Cela se passe dans le Nord, au milieu de sombres champs de boue, non loin de l’A 26 encore en construction. Ce qui permet à Bernard de couler dans le béton quelques jeunes filles égarées…

Mon avis :
La lecture de cet ouvrage est le résultat hybride entre une discussion au Salon du Livre avec l’un des membres de l’équipe de Zulma (Laure, si ma mémoire est bonne ; si elle ne l’est pas, mea maxima culpa) et des collègues à l’instinct très sûr en ce qui concerne « le bon livre pour la bonne personne au bon moment ». Effectivement, c’est glauque, très glauque. Effectivement, c’est bien, très bien. Par contre, autant prévenir tout de suite, âmes sensibles, lecteurs sanglotant devant du Olivier Adam, passez votre chemin, parce que si Des vents contraires vous remue l’âme, vous risqueriez de ne pas pouvoir finir L’A26. Il est vrai que ca n’est ni le même cadre, ni la même ambiance, ni la même écriture. Ici, les phrases percutent, écorchent. Gênent.

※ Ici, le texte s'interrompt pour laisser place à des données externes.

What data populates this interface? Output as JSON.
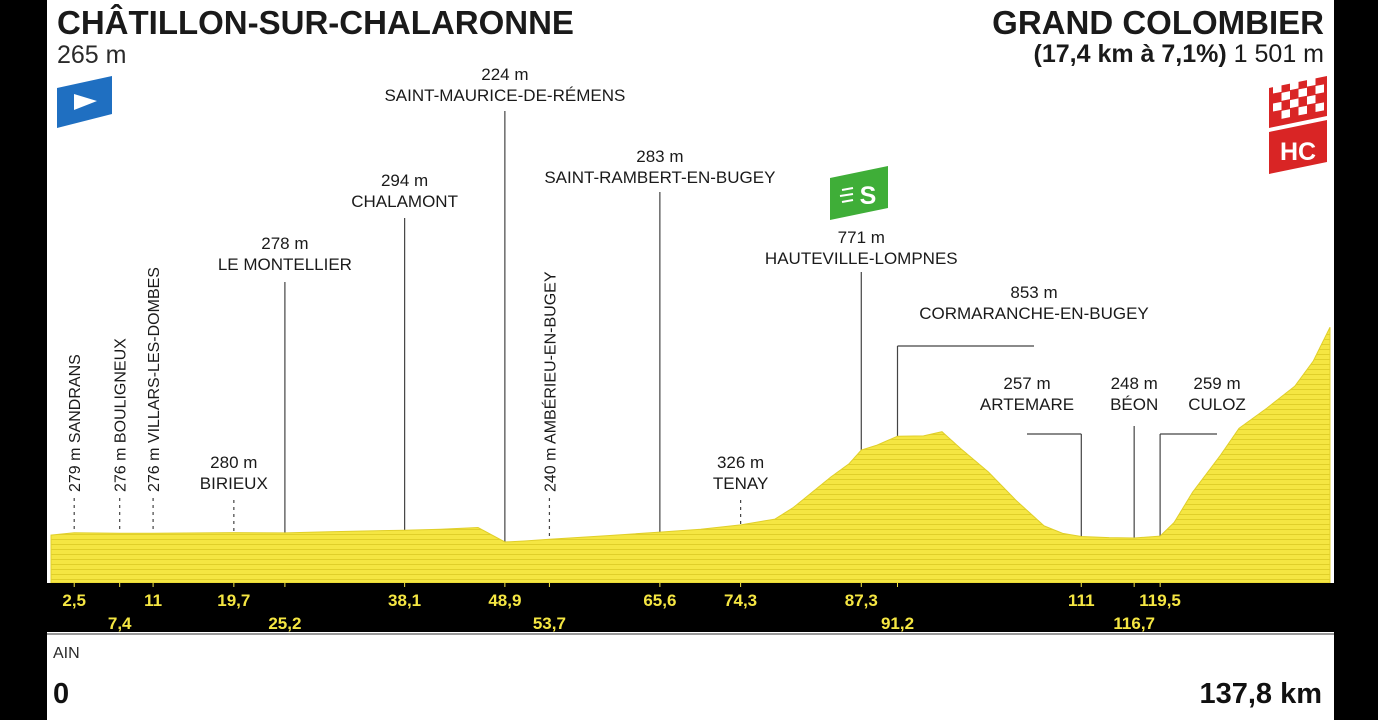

Car c’est là tout l’intérêt, tout le paradoxe, toute la monstruosité de ce texte où l’on est partagé entre une répugnance naturelle, un rejet viscéral et une curiosité morbide, malsaine qu’il faut assumer. On se compare, on se félicite intérieurement de ne pas être comme eux, on a ce petit rictus de dégout qui cède vite la place à une commisération modérée, savoir s’il nous faut ou non juger les personnages. On est dégouté et pourtant, le personnage qui regarde de l’autre côté du « Trou du cul du monde » comme l’appelle Yolande, c’est nous. Et quand le livre est refermé, et qu’il faut en dire ce que l’on en pense, c’est tout le politiquement correcte de l’époque, du monde actuel qui retombe : qu’en penser ? Des humains monstrueux, à peine au-dessus des animaux, des gens à enfermer ou qu’il faudrait enfermer ? Des gens simples qui n’ont pas eu de chance et qu’il faudrait plaindre plutôt que de les blâmer, tout en se souvenant que c’est de la fiction ? Mais comment se dire, au final, que ca n’est que de la fiction, tellement le ton est naturel, l’action fluide et la réalité criante ?

C’est là que réside toute la force de L’A26, récit qui force le lecteur à se regarder, à se dégoûter lui-même, à se sentir gêné, ne sachant pas ce qu’il peut ou doit en dire. Ne sachant pas vraiment de quel côté se positionner, comme s’il fallait absolument en choisir un. Par ce dernier côté, il n’est pas sans m’évoquer Lolita de Nabokov et comme lui, ce livre secoue, interpelle, fait réfléchir et se présente comme une lorgnette destinée à observer une galaxie lointaine ; ce qui est dans le fond, une  des définitions (parmi des milliers) de la littérature.